There's an interesting piece over at Curbside Classic about the catalog put together by a company that makes rubber and plastic parts for restoring and repairing old cars.

The catalog is set up and presented as a "Classic Car Guide" and has little blurbs for each vehicle, technical data, comments on collectability, and the like.

So, did Metro Molded Parts hire a photographer or an illustrator to create the visuals for the catalog, as well as a technical writer with automotive credentials to research and write it? Oh, hell no. They used AI, and the results are exactly the sort of soup sandwich you'd expect.

That's...that's not a Mustang II

The thing is, efforts like this get combined with Search Engine Optimization tricks to make sure that their results get as close to the top of search results as possible.

As someone who makes heavy use of the internet to suss out the detail differences between certain trim levels or year models of cars, I can only feel sorry for some future car spotter in 2031 trying to decode the hardtop coupe they saw the other day.

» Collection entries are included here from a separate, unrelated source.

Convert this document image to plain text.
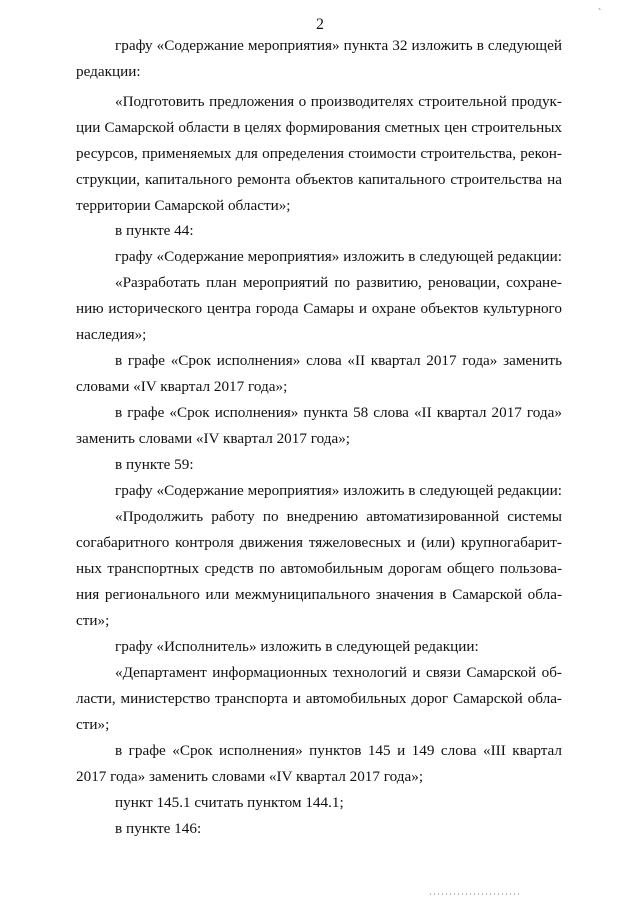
2
ˋ
графу «Содержание мероприятия» пункта 32 изложить в следующей
редакции:
«Подготовить предложения о производителях строительной продук-
ции Самарской области в целях формирования сметных цен строительных
ресурсов, применяемых для определения стоимости строительства, рекон-
струкции, капитального ремонта объектов капитального строительства на
территории Самарской области»;
в пункте 44:
графу «Содержание мероприятия» изложить в следующей редакции:
«Разработать план мероприятий по развитию, реновации, сохране-
нию исторического центра города Самары и охране объектов культурного
наследия»;
в графе «Срок исполнения» слова «II квартал 2017 года» заменить
словами «IV квартал 2017 года»;
в графе «Срок исполнения» пункта 58 слова «II квартал 2017 года»
заменить словами «IV квартал 2017 года»;
в пункте 59:
графу «Содержание мероприятия» изложить в следующей редакции:
«Продолжить работу по внедрению автоматизированной системы
согабаритного контроля движения тяжеловесных и (или) крупногабарит-
ных транспортных средств по автомобильным дорогам общего пользова-
ния регионального или межмуниципального значения в Самарской обла-
сти»;
графу «Исполнитель» изложить в следующей редакции:
«Департамент информационных технологий и связи Самарской об-
ласти, министерство транспорта и автомобильных дорог Самарской обла-
сти»;
в графе «Срок исполнения» пунктов 145 и 149 слова «III квартал
2017 года» заменить словами «IV квартал 2017 года»;
пункт 145.1 считать пунктом 144.1;
в пункте 146:
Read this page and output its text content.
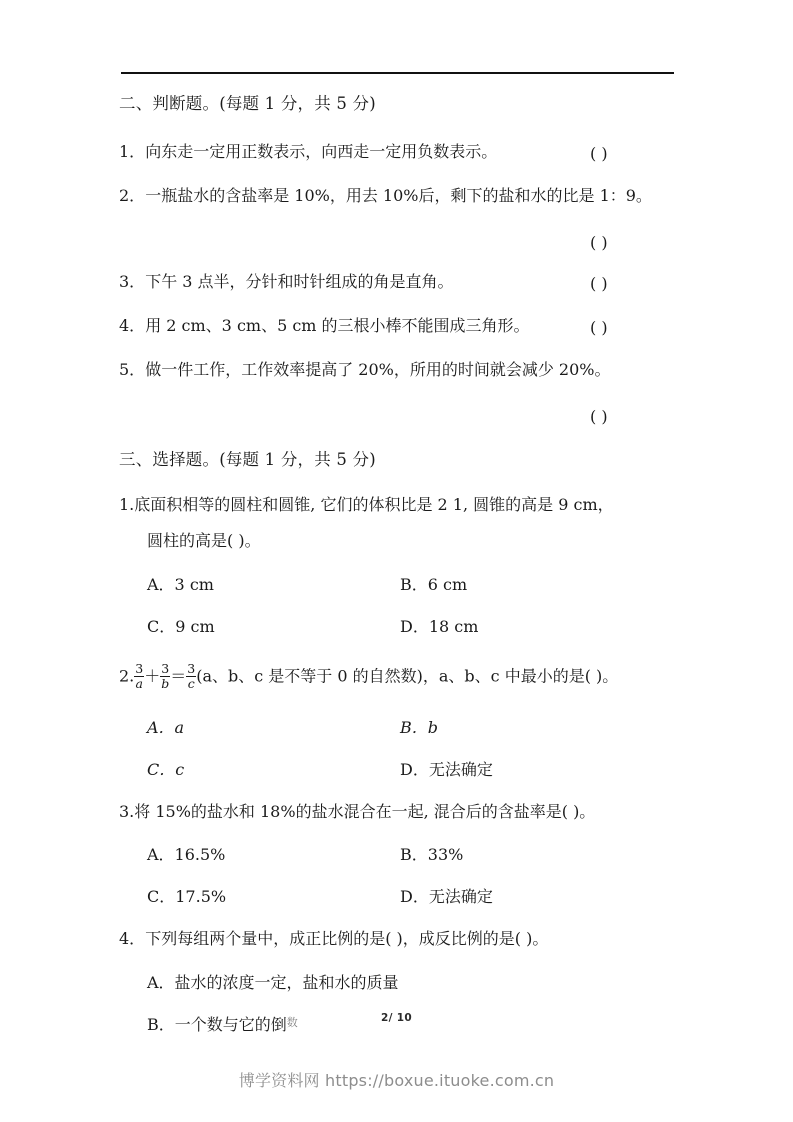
二、判断题。(每题 1 分，共 5 分)
1．向东走一定用正数表示，向西走一定用负数表示。	( )
2．一瓶盐水的含盐率是 10%，用去 10%后，剩下的盐和水的比是 1：9。
( )
3．下午 3 点半，分针和时针组成的角是直角。	( )
4．用 2 cm、3 cm、5 cm 的三根小棒不能围成三角形。	( )
5．做一件工作，工作效率提高了 20%，所用的时间就会减少 20%。
( )
三、选择题。(每题 1 分，共 5 分)
1.底面积相等的圆柱和圆锥, 它们的体积比是 2 1, 圆锥的高是 9 cm，
圆柱的高是( )。
A．3 cm	B．6 cm
C．9 cm	D．18 cm
2. $\frac{3}{a} + \frac{3}{b} = \frac{3}{c} (a$、b、c 是不等于 0 的自然数)，a、b、c 中最小的是( )。
A．a	B．b
C．c	D．无法确定
3.将 15%的盐水和 18%的盐水混合在一起, 混合后的含盐率是( )。
A．16.5%	B．33%
C．17.5%	D．无法确定
4．下列每组两个量中，成正比例的是( )，成反比例的是( )。
A．盐水的浓度一定，盐和水的质量
B．一个数与它的倒$^数$	2/ 10
博学资料网 https://boxue.ituoke.com.cn
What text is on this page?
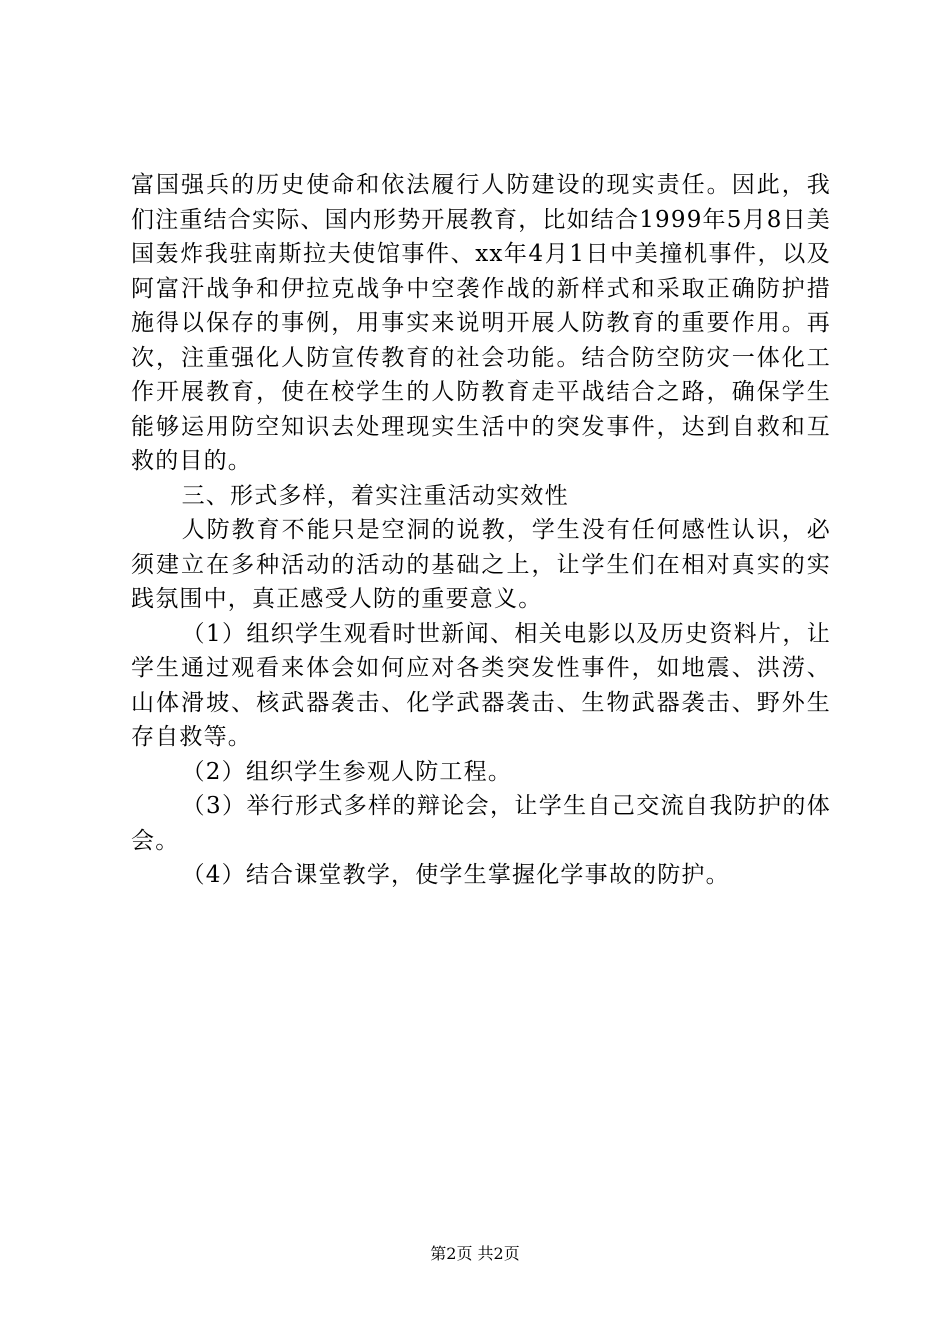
富国强兵的历史使命和依法履行人防建设的现实责任。因此，我们注重结合实际、国内形势开展教育，比如结合1999年5月8日美国轰炸我驻南斯拉夫使馆事件、xx年4月1日中美撞机事件，以及阿富汗战争和伊拉克战争中空袭作战的新样式和采取正确防护措施得以保存的事例，用事实来说明开展人防教育的重要作用。再次，注重强化人防宣传教育的社会功能。结合防空防灾一体化工作开展教育，使在校学生的人防教育走平战结合之路，确保学生能够运用防空知识去处理现实生活中的突发事件，达到自救和互救的目的。

三、形式多样，着实注重活动实效性

人防教育不能只是空洞的说教，学生没有任何感性认识，必须建立在多种活动的活动的基础之上，让学生们在相对真实的实践氛围中，真正感受人防的重要意义。

（1）组织学生观看时世新闻、相关电影以及历史资料片，让学生通过观看来体会如何应对各类突发性事件，如地震、洪涝、山体滑坡、核武器袭击、化学武器袭击、生物武器袭击、野外生存自救等。

（2）组织学生参观人防工程。

（3）举行形式多样的辩论会，让学生自己交流自我防护的体会。

（4）结合课堂教学，使学生掌握化学事故的防护。

第2页 共2页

Incidentally, two sites I find invaluable are Dezo's Garage, which has a massive and growing collection of scanned brochures and dealer literature on cars going back to the dawn of the automobile era, and Automobile Catalog, which is an ongoing project trying to make a comprehensive encyclopedia of car technical data. I've used them daily as resources for my Cars Gone By blog, which is certified 100% human-created and organic.